I've been maintaining FreeBSD in the EC2 cloud since 2012, and from October 2013 onwards FreeBSD AMIs had code to automatically download and install security and critical errata updates when they first boot. Importantly, this took place before sshd started running, to ensure instances could be launched safely even if there were OpenSSH vulnerabilities in the release, and the system rebooted after installing updates to ensure that it would be running an updated kernel.

This was very important for security, but had one downside — and one new issue starting with 15.0:

  1. The process of downloading and installing security updates and rebooting takes time; while I've done a lot of work on speeding up the boot process (you can now launch a FreeBSD/EC2 instance and SSH in less than 10 seconds later) launching a release image which needs a lot of patching could be annoyingly slow.
  2. The script I wrote for "firstboot" security updates made use of FreeBSD Update, which is incompatible with pkgbase, and starting with 15.0 FreeBSD cloud images (including but not limited to EC2) use a packaged base system. (It is possible that in 15.1 the freebsd-update tool will run appropriate pkg commands instead of bailing out when it finds that the base system is packaged; we had hoped that change would land in time for 15.0 but delays in the pkgbase process prevented that.)

So it was clear that we needed a better solution; and fortunately Amazon came along with some sponsorship money for me to work on FreeBSD/EC2 throughout 2026. This gave me time to write some code, and as of yesterday we now have FreeBSD 15.0-RELEASE-p1 AMIs — and importantly a process for efficiently generating new update AMIs. How you access these will depend on how you launch FreeBSD:

If you use the AWS Marketplace, you'll see that FreeBSD 15 now has a new version, "15.0-RELEASE-p1"; this is what you'll get when launching FreeBSD 15 from the Marketplace unless you deliberately pick an older release. Note that once FreeBSD 15.1-RELEASE is in the Marketplace I will no longer be able to publish 15.0-RELEASE-pN updates since "FreeBSD 15" is a single "product". Instead you'll get the latest 15.1-RELEASE-pN version, which is probably what you'll want anyway.

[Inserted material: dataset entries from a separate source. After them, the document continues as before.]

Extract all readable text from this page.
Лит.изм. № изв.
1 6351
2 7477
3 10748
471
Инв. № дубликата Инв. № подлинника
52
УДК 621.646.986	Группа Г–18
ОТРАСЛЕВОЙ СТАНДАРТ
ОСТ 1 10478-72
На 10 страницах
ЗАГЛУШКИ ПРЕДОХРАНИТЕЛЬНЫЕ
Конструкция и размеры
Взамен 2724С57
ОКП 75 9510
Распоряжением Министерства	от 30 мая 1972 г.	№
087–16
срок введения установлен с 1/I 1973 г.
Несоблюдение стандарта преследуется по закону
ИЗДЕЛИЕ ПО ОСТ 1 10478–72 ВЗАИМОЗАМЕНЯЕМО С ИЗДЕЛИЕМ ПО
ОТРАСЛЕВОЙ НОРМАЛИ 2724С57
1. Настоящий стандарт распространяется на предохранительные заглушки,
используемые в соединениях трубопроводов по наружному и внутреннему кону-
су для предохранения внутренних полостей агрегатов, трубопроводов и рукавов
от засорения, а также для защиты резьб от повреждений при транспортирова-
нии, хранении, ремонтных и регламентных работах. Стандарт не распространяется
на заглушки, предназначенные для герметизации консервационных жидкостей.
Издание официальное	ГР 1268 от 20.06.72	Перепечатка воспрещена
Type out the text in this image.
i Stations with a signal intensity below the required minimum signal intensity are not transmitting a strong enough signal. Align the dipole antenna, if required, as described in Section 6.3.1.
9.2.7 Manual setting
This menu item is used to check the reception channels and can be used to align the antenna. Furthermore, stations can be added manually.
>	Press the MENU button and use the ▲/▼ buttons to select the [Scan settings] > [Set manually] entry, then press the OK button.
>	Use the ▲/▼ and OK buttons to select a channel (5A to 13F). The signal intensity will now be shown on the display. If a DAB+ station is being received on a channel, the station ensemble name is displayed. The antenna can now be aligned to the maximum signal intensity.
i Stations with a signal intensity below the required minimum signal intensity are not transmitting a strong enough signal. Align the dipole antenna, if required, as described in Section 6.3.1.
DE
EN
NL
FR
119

If you don't use the AWS Marketplace, you'll want to look up AMI Ids in the SSM Parameter Store. The path for the RELEASE images hasn't changed and it will continue to return the original RELEASE AMIs:

$ aws --region us-west-2 ssm get-parameter --query 'Parameter.Value' --output text \
    --name /aws/service/freebsd/arm64/base/ufs/15.0/RELEASE
ami-032b3da64ed94226d
but now you can also look up images by the patch level
$ aws --region us-west-2 ssm get-parameter --query 'Parameter.Value' --output text \
    --name /aws/service/freebsd/arm64/base/ufs/15.0/RELEASE/p1
ami-0b73a438792412654
or simply ask for the most recent patch level from the release
$ aws --region us-west-2 ssm get-parameter --query 'Parameter.Value' --output text \
    --name /aws/service/freebsd/arm64/base/ufs/15.0/RELEASE/latest
ami-0b73a438792412654
This last one is probably what you'll want to put into scripts and configuration files — there's really no reason to launch anything other than the most recent security-and-errata-fixed images.

The process for building these images takes about an hour (it involves spinning up an EC2 instance and running pkg upgrade on a bunch of disk images, then creating disk snapshots, creating AMIs, copying the AMIs around the world, recording AMI IDs in the SSM Parameter Store, and finally sending out an SNS notification about the new AMIs — none of those steps is particularly slow but it all adds up) and getting them into the Marketplace is likely to take another hour, but we should consistently have new AMIs available everywhere within a few hours of security advisories going out.

Thanks to Amazon for sponsoring this work!